Baudrillard, J. (1994) Simulacra and Simulation. Translated by S.F. Glaser. Ann Arbor: University of Michigan Press.
Massumi, B. (2002) Parables for the Virtual: Movement, Affect, Sensation. Durham, NC: Duke University Press.
Rorty, R. (ed.) (1967) The Linguistic Turn: Essays in Philosophical Method. Chicago: University of Chicago Press.










Excellent as always Alex
Thank you for sharing your thoughts on the discussion of "the infrastructural turn" both intellectually rich and highly relevant to contemporary education. Your argument that many of the challenges faced by young people are often interpreted through familiar lenses of wellbeing, motivation, or economic pressure, while the deeper issue lies in the reorganisation of agency, attachment, and human becoming, is particularly compelling.

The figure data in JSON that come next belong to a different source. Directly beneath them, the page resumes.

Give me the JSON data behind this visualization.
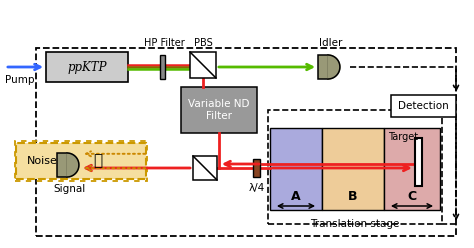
{
  "figsize": [
    4.74,
    2.48
  ],
  "dpi": 100,
  "bg_color": "#ffffff",
  "pump_label": "Pump",
  "ppktp_label": "ppKTP",
  "hp_filter_label": "HP Filter",
  "pbs_label": "PBS",
  "idler_label": "Idler",
  "detection_label": "Detection",
  "nd_filter_label": "Variable ND\nFilter",
  "noise_label": "Noise",
  "signal_label": "Signal",
  "lambda4_label": "λ/4",
  "target_label": "Target",
  "trans_stage_label": "Translation stage",
  "A_label": "A",
  "B_label": "B",
  "C_label": "C",
  "blue_color": "#3366ff",
  "green_color": "#55bb00",
  "red_color": "#ee2020",
  "orange_color": "#cc8800",
  "black": "#000000",
  "white": "#ffffff",
  "region_A_color": "#aaaadd",
  "region_B_color": "#eecc99",
  "region_C_color": "#ddaaaa",
  "noise_fill_color": "#f5dfa0",
  "noise_edge_color": "#cc9900",
  "ppktp_box_color": "#cccccc",
  "nd_filter_color": "#999999",
  "detector_color": "#999977",
  "hp_filter_color": "#888888"
}
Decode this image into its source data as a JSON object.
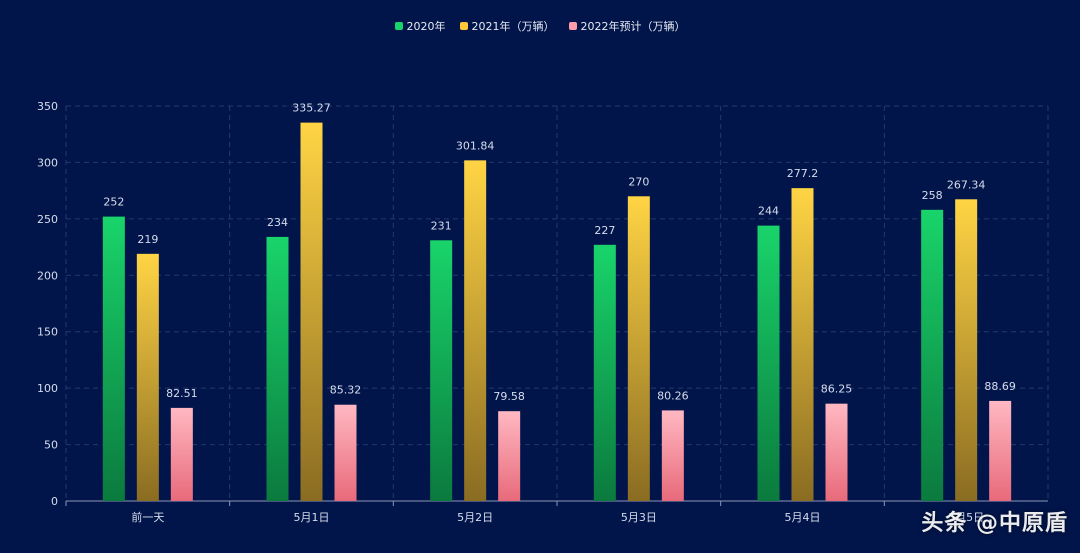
{
  "chart_data": {
    "type": "bar",
    "categories": [
      "前一天",
      "5月1日",
      "5月2日",
      "5月3日",
      "5月4日",
      "5月5日"
    ],
    "series": [
      {
        "name": "2020年",
        "values": [
          252,
          234,
          231,
          227,
          244,
          258
        ],
        "labels": [
          "252",
          "234",
          "231",
          "227",
          "244",
          "258"
        ],
        "color_top": "#19d46a",
        "color_bottom": "#0b7a3e"
      },
      {
        "name": "2021年（万辆）",
        "values": [
          219,
          335.27,
          301.84,
          270,
          277.2,
          267.34
        ],
        "labels": [
          "219",
          "335.27",
          "301.84",
          "270",
          "277.2",
          "267.34"
        ],
        "color_top": "#ffd444",
        "color_bottom": "#8a6c22"
      },
      {
        "name": "2022年预计（万辆）",
        "values": [
          82.51,
          85.32,
          79.58,
          80.26,
          86.25,
          88.69
        ],
        "labels": [
          "82.51",
          "85.32",
          "79.58",
          "80.26",
          "86.25",
          "88.69"
        ],
        "color_top": "#ffb8c2",
        "color_bottom": "#e86a7a"
      }
    ],
    "yticks": [
      "0",
      "50",
      "100",
      "150",
      "200",
      "250",
      "300",
      "350"
    ],
    "ylim": [
      0,
      350
    ],
    "grid": true,
    "legend": "top-center"
  },
  "watermark": "头条 @中原盾",
  "colors": {
    "background": "#01154a",
    "grid": "#23396e",
    "axis": "#8b98b8",
    "text": "#d7dceb"
  }
}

What resonated with me most was your idea of “infrastructures of the self.”
From a counselling and teaching perspective, this concept speaks powerfully to the ways digital systems, AI, and algorithmic environments may be shaping students’ identity formation, emotional life, relational experience, and sense of autonomy.
It also raises an important question for educational leadership: how might schools and universities respond ethically and pedagogically to these emerging infrastructural realities, so that technology supports rather than weaken human development, presence, and belonging?
I would be very interested to hear how you see this framework informing future educational practice and research.